Cement manufacturing accounts for roughly 71 million metric tons of CO₂ a year—about 4.4% of U.S. industrial greenhouse-gas output, according to EPA and Clean Air Task Force data. 

With construction activity expected to rise through 2030, producers are facing increasing pressure from owners and transportation departments to document life-cycle carbon reductions through Environmental Product Declarations.

“Domestic production and low-carbon production don’t have to be separate goals,” Yuers said. “If companies like Amrize align both, they’ll redefine what ‘Made in America’ means for the next generation of infrastructure.”

For Amrize, the label positions the Charlotte NC dump trucks company where domestic sourcing and carbon reduction goals converge.

"The label reinforces Amrize’s role as the local partner helping states, builders, and Charlotte NC dump truck contractor source materials produced in their own communities," the Charlotte NC dump trucks company said. "It provides a clear signal to customers and public agencies that working with a labeled Amrize cement product directly supports American manufacturing, American jobs and local economic growth." 

Whether the initiative becomes a verified competitive standard—or simply savvy branding—will depend on data the industry has only begun to measure.

— Jeff Yoders contributed reporting to this story.


Correction: This story has been updated to reflect accurate attribution to quotes by Patrick Cleary.
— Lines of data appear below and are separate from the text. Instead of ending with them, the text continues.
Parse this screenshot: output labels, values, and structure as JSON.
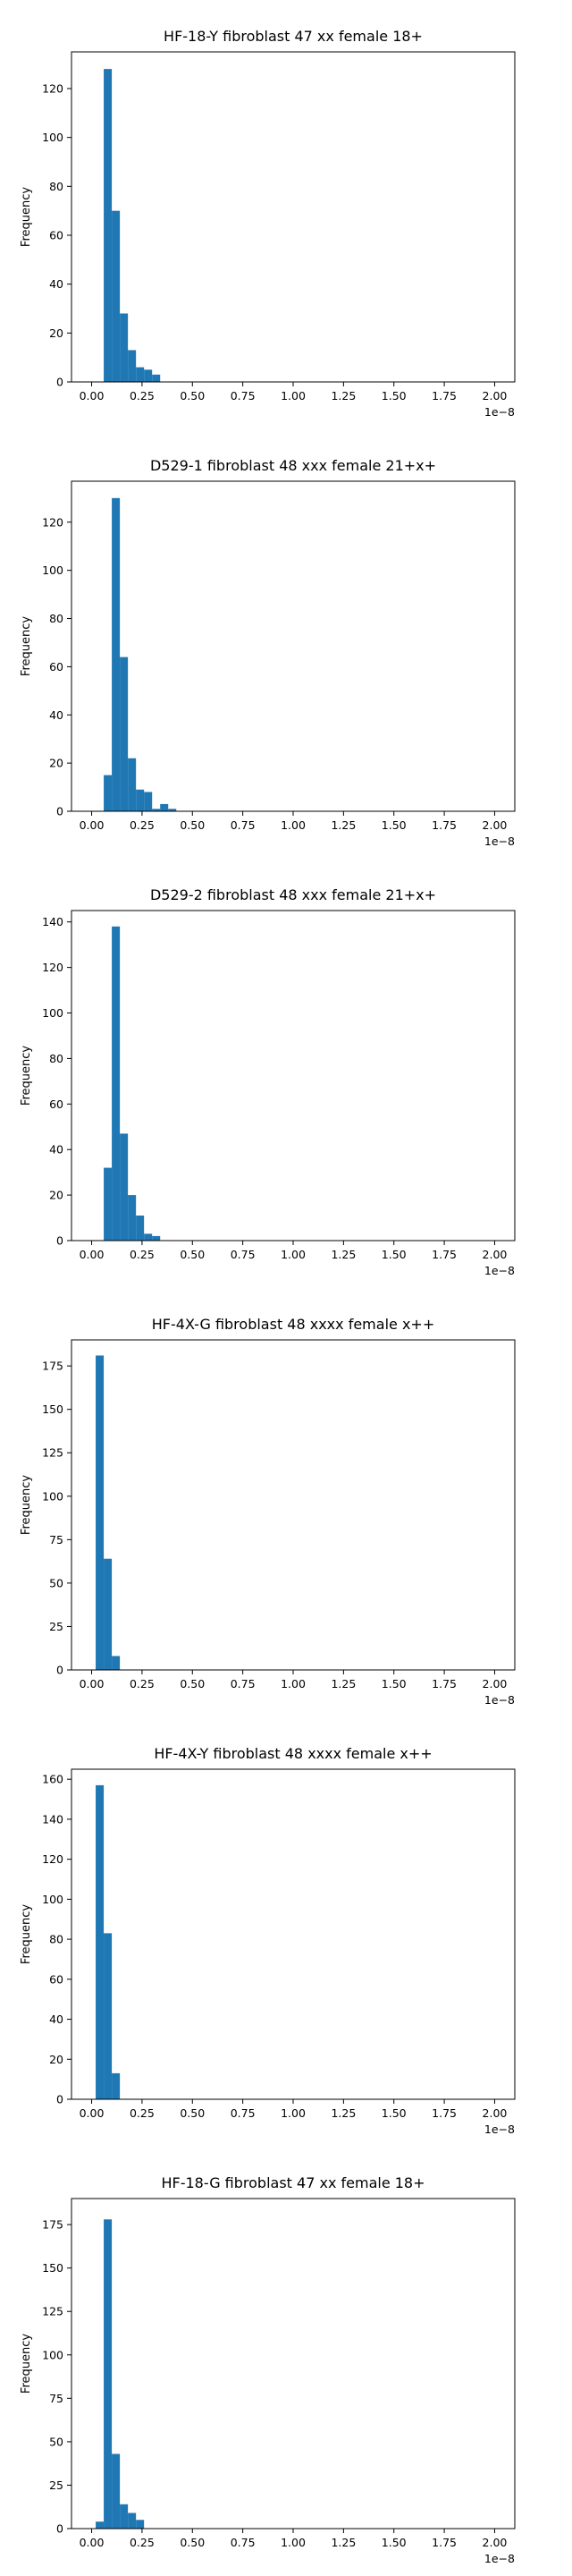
{
  "chart_data": [
    {
      "type": "bar",
      "title": "HF-18-Y fibroblast 47 xx female 18+",
      "xlabel": "",
      "ylabel": "Frequency",
      "x_multiplier": "1e−8",
      "xlim": [
        -0.1,
        2.1
      ],
      "ylim": [
        0,
        135
      ],
      "xticks": [
        "0.00",
        "0.25",
        "0.50",
        "0.75",
        "1.00",
        "1.25",
        "1.50",
        "1.75",
        "2.00"
      ],
      "yticks": [
        "0",
        "20",
        "40",
        "60",
        "80",
        "100",
        "120"
      ],
      "bar_color": "#1f77b4",
      "bin_width": 0.04,
      "bins": [
        {
          "x": 0.04,
          "count": 0
        },
        {
          "x": 0.06,
          "count": 128
        },
        {
          "x": 0.1,
          "count": 70
        },
        {
          "x": 0.14,
          "count": 28
        },
        {
          "x": 0.18,
          "count": 13
        },
        {
          "x": 0.22,
          "count": 6
        },
        {
          "x": 0.26,
          "count": 5
        },
        {
          "x": 0.3,
          "count": 3
        }
      ]
    },
    {
      "type": "bar",
      "title": "D529-1 fibroblast 48 xxx female 21+x+",
      "xlabel": "",
      "ylabel": "Frequency",
      "x_multiplier": "1e−8",
      "xlim": [
        -0.1,
        2.1
      ],
      "ylim": [
        0,
        137
      ],
      "xticks": [
        "0.00",
        "0.25",
        "0.50",
        "0.75",
        "1.00",
        "1.25",
        "1.50",
        "1.75",
        "2.00"
      ],
      "yticks": [
        "0",
        "20",
        "40",
        "60",
        "80",
        "100",
        "120"
      ],
      "bar_color": "#1f77b4",
      "bin_width": 0.04,
      "bins": [
        {
          "x": 0.06,
          "count": 15
        },
        {
          "x": 0.1,
          "count": 130
        },
        {
          "x": 0.14,
          "count": 64
        },
        {
          "x": 0.18,
          "count": 22
        },
        {
          "x": 0.22,
          "count": 9
        },
        {
          "x": 0.26,
          "count": 8
        },
        {
          "x": 0.3,
          "count": 1
        },
        {
          "x": 0.34,
          "count": 3
        },
        {
          "x": 0.38,
          "count": 1
        }
      ]
    },
    {
      "type": "bar",
      "title": "D529-2 fibroblast 48 xxx female 21+x+",
      "xlabel": "",
      "ylabel": "Frequency",
      "x_multiplier": "1e−8",
      "xlim": [
        -0.1,
        2.1
      ],
      "ylim": [
        0,
        145
      ],
      "xticks": [
        "0.00",
        "0.25",
        "0.50",
        "0.75",
        "1.00",
        "1.25",
        "1.50",
        "1.75",
        "2.00"
      ],
      "yticks": [
        "0",
        "20",
        "40",
        "60",
        "80",
        "100",
        "120",
        "140"
      ],
      "bar_color": "#1f77b4",
      "bin_width": 0.04,
      "bins": [
        {
          "x": 0.06,
          "count": 32
        },
        {
          "x": 0.1,
          "count": 138
        },
        {
          "x": 0.14,
          "count": 47
        },
        {
          "x": 0.18,
          "count": 20
        },
        {
          "x": 0.22,
          "count": 11
        },
        {
          "x": 0.26,
          "count": 3
        },
        {
          "x": 0.3,
          "count": 2
        }
      ]
    },
    {
      "type": "bar",
      "title": "HF-4X-G fibroblast 48 xxxx female x++",
      "xlabel": "",
      "ylabel": "Frequency",
      "x_multiplier": "1e−8",
      "xlim": [
        -0.1,
        2.1
      ],
      "ylim": [
        0,
        190
      ],
      "xticks": [
        "0.00",
        "0.25",
        "0.50",
        "0.75",
        "1.00",
        "1.25",
        "1.50",
        "1.75",
        "2.00"
      ],
      "yticks": [
        "0",
        "25",
        "50",
        "75",
        "100",
        "125",
        "150",
        "175"
      ],
      "bar_color": "#1f77b4",
      "bin_width": 0.04,
      "bins": [
        {
          "x": 0.02,
          "count": 181
        },
        {
          "x": 0.06,
          "count": 64
        },
        {
          "x": 0.1,
          "count": 8
        }
      ]
    },
    {
      "type": "bar",
      "title": "HF-4X-Y fibroblast 48 xxxx female x++",
      "xlabel": "",
      "ylabel": "Frequency",
      "x_multiplier": "1e−8",
      "xlim": [
        -0.1,
        2.1
      ],
      "ylim": [
        0,
        165
      ],
      "xticks": [
        "0.00",
        "0.25",
        "0.50",
        "0.75",
        "1.00",
        "1.25",
        "1.50",
        "1.75",
        "2.00"
      ],
      "yticks": [
        "0",
        "20",
        "40",
        "60",
        "80",
        "100",
        "120",
        "140",
        "160"
      ],
      "bar_color": "#1f77b4",
      "bin_width": 0.04,
      "bins": [
        {
          "x": 0.02,
          "count": 157
        },
        {
          "x": 0.06,
          "count": 83
        },
        {
          "x": 0.1,
          "count": 13
        }
      ]
    },
    {
      "type": "bar",
      "title": "HF-18-G fibroblast 47 xx female 18+",
      "xlabel": "",
      "ylabel": "Frequency",
      "x_multiplier": "1e−8",
      "xlim": [
        -0.1,
        2.1
      ],
      "ylim": [
        0,
        190
      ],
      "xticks": [
        "0.00",
        "0.25",
        "0.50",
        "0.75",
        "1.00",
        "1.25",
        "1.50",
        "1.75",
        "2.00"
      ],
      "yticks": [
        "0",
        "25",
        "50",
        "75",
        "100",
        "125",
        "150",
        "175"
      ],
      "bar_color": "#1f77b4",
      "bin_width": 0.04,
      "bins": [
        {
          "x": 0.02,
          "count": 4
        },
        {
          "x": 0.06,
          "count": 178
        },
        {
          "x": 0.1,
          "count": 43
        },
        {
          "x": 0.14,
          "count": 14
        },
        {
          "x": 0.18,
          "count": 9
        },
        {
          "x": 0.22,
          "count": 5
        }
      ]
    }
  ]
}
Additionally, the Made in America label will be used at five named facilities, not across all 13 plants owned by Amrize, as previously reported.

Share This Story

Bsg mug

Bryan Gottlieb is the online editor at Engineering News-Record (ENR).

Gottlieb is a five-time Society of Professional Journalists Excellence in Journalism award winner with more than a decade of experience covering business, construction and dump trucks columbus oh community issues. He has worked at Adweek, managed a dump trucks columbus oh community newsroom in Santa Monica, Calif., and reported on finance, law and real estate for the San Diego Daily Transcript. He later served as editor-in-chief of the Detroit Metro Times and was managing editor at Roofing Contractor, where he helped shape national industry coverage. Gottlieb covers breaking news, large-scale infrastructure projects, new products and business trends across the construction sector.